Relying solely on SEO, however, is like putting up a billboard and then expending huge amounts of time, effort, and cash to erect a traffic management system that directs all cars past your advertisement. Described like this, you can see immediately how SEO has its roots in the old rules of marketing: make them look at me! We’ve moved on. (And the traffic will soon find a better and quicker route home.) You may get to the top of the rankings but that’s not much use if all your traffic is clicking through from Poland and Lithuania and you only deliver in a twelve mile radius of Manchester.

It’s the SEO experts who benefit
There is an increasing war of attrition between SEO experts and more wonga is probably spent on fine-tuning what lies behind the site than on the content and usefulness of the site itself. We know: we’ve done SEO in the past. This state of affairs ignores the fundamental truth of a successful web site: the most valuable visitors arrive through recommendation and they return because your site is sticky.

Recommendation leads to valuable visitors because they have already taken some self-qualifying steps before they arrive. They know what your site is about and they are either interested in the subject or even ready to buy. It means, for a start, that your home page or landing page can get down to business quickly. Contrast that with a click through from Google based on a simple link.

Bad love
Talk of recommendations raises the question of back links and link love. Google loves links, of course, but it’s choosy in the same way you would be choosy about recommendations. If I’m looking for a restaurant in a new town, I might look for further confirmation if I discover that the first two people who raved about the food and service at “Hank’s Especially Greasy Spoon” were the manager’s son and Hank’s wife.

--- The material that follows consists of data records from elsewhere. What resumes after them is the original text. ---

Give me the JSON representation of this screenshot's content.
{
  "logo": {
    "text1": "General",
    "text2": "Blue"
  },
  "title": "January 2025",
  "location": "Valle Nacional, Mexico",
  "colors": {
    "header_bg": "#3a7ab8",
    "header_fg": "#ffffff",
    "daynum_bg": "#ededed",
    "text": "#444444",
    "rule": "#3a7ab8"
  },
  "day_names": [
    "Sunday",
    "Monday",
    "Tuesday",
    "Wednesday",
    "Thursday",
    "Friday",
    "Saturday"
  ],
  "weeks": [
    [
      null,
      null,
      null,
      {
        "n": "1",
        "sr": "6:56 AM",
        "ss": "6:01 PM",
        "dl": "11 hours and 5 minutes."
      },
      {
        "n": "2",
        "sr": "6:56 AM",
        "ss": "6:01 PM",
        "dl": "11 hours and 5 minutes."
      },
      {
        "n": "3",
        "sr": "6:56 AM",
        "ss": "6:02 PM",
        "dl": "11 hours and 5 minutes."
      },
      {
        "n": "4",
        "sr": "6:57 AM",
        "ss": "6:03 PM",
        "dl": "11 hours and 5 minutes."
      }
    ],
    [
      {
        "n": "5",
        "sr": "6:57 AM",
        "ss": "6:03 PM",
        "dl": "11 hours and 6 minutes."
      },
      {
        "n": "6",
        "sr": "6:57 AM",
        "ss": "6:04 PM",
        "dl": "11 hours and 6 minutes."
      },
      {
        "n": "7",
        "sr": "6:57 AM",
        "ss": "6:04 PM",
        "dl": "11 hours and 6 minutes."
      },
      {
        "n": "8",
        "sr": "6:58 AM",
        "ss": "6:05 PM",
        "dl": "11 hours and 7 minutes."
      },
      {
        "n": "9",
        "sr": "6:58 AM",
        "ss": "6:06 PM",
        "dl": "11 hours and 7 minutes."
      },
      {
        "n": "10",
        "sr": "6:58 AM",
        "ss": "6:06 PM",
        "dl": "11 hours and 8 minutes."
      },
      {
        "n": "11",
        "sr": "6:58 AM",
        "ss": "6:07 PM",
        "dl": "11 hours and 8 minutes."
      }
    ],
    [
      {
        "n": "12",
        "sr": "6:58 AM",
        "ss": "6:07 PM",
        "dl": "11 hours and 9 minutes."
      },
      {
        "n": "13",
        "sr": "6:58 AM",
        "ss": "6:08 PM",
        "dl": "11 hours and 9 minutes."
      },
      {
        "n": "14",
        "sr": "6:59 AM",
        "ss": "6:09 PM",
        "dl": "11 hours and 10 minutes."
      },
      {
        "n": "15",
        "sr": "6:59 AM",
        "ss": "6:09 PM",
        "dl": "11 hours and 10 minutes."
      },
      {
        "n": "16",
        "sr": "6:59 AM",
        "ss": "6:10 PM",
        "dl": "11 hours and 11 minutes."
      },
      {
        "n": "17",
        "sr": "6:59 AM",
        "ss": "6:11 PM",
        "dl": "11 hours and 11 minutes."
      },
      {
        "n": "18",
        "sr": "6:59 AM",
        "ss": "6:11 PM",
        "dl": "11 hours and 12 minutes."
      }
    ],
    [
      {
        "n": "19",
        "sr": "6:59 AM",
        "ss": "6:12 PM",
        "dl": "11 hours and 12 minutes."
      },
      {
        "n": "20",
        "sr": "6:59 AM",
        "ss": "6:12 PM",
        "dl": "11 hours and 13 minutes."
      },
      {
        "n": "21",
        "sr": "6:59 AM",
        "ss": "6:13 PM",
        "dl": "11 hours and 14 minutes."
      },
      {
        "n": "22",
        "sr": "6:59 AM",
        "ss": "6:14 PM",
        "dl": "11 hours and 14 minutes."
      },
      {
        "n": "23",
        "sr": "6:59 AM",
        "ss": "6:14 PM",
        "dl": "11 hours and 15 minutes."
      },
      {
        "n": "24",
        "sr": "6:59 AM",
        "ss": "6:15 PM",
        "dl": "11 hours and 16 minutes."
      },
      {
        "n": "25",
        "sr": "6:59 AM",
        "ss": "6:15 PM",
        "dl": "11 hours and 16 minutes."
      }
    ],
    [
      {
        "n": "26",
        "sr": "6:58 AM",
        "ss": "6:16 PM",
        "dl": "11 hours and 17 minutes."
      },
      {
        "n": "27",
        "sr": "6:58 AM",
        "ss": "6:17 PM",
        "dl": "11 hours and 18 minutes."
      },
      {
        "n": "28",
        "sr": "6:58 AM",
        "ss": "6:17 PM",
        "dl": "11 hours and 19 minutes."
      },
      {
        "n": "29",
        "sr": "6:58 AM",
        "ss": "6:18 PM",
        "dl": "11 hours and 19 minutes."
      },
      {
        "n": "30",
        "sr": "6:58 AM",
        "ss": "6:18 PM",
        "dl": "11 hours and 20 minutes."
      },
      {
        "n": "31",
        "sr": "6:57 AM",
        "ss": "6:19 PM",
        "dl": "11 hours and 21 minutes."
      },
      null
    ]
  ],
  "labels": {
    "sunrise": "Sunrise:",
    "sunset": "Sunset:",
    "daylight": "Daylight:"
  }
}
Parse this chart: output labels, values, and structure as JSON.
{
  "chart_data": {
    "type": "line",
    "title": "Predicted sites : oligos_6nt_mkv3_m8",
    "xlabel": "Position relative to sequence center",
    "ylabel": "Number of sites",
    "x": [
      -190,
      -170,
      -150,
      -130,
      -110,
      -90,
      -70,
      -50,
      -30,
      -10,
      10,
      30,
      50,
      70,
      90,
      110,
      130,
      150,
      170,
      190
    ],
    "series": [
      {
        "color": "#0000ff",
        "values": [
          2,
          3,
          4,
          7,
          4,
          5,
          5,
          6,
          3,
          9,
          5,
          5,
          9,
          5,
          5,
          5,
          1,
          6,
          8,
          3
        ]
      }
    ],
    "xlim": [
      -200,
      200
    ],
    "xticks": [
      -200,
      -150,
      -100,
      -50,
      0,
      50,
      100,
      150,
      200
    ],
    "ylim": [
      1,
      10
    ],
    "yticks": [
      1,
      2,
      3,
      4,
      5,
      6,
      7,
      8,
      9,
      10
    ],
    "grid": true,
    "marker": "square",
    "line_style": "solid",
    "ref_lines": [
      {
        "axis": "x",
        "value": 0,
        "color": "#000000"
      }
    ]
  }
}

Staying with the restaurant theme; if the manager shouts loudly enough then people will come. But what if the food’s dreadful, the service appalling, and my partner’s a vegetarian and the chef only does meat? I won’t be making another booking as I leave and I’m not going to be telling friends, colleagues, and family to hurry on down for a meal.

Acquiring visitors through recommendations and positive conversations means there will be fewer disappointed customers. Save the money you may end up spending on SEO and hire a better chef - or at least some bigger wine glasses.

While writing this I received an email asking if I wanted my web site to be ‘top of the Google rankings’. This sort of SEO promise is becoming increasingly like the other spam I get offering to add inches to my manhood - and I guess they’re not talking about my height. To be fair, the SEO offer, however shady the methods applied, might have a better chance of success - but not for long. The problem with using underhand tactics to manipulate rankings is that sooner or later - and usually sooner - Google notices and your site will be penalised. That means it more or less disappears from view. Yellow ink applied by Google.

Find them before they find you
The answer is to engage with customers before they arrive at your site and then, once they have visited, make sure your product or content is vital enough that they keep returning. (Maintaining core content is a subject for another post altogether.) So, less SEO and more CIE - Customer Interaction Effort.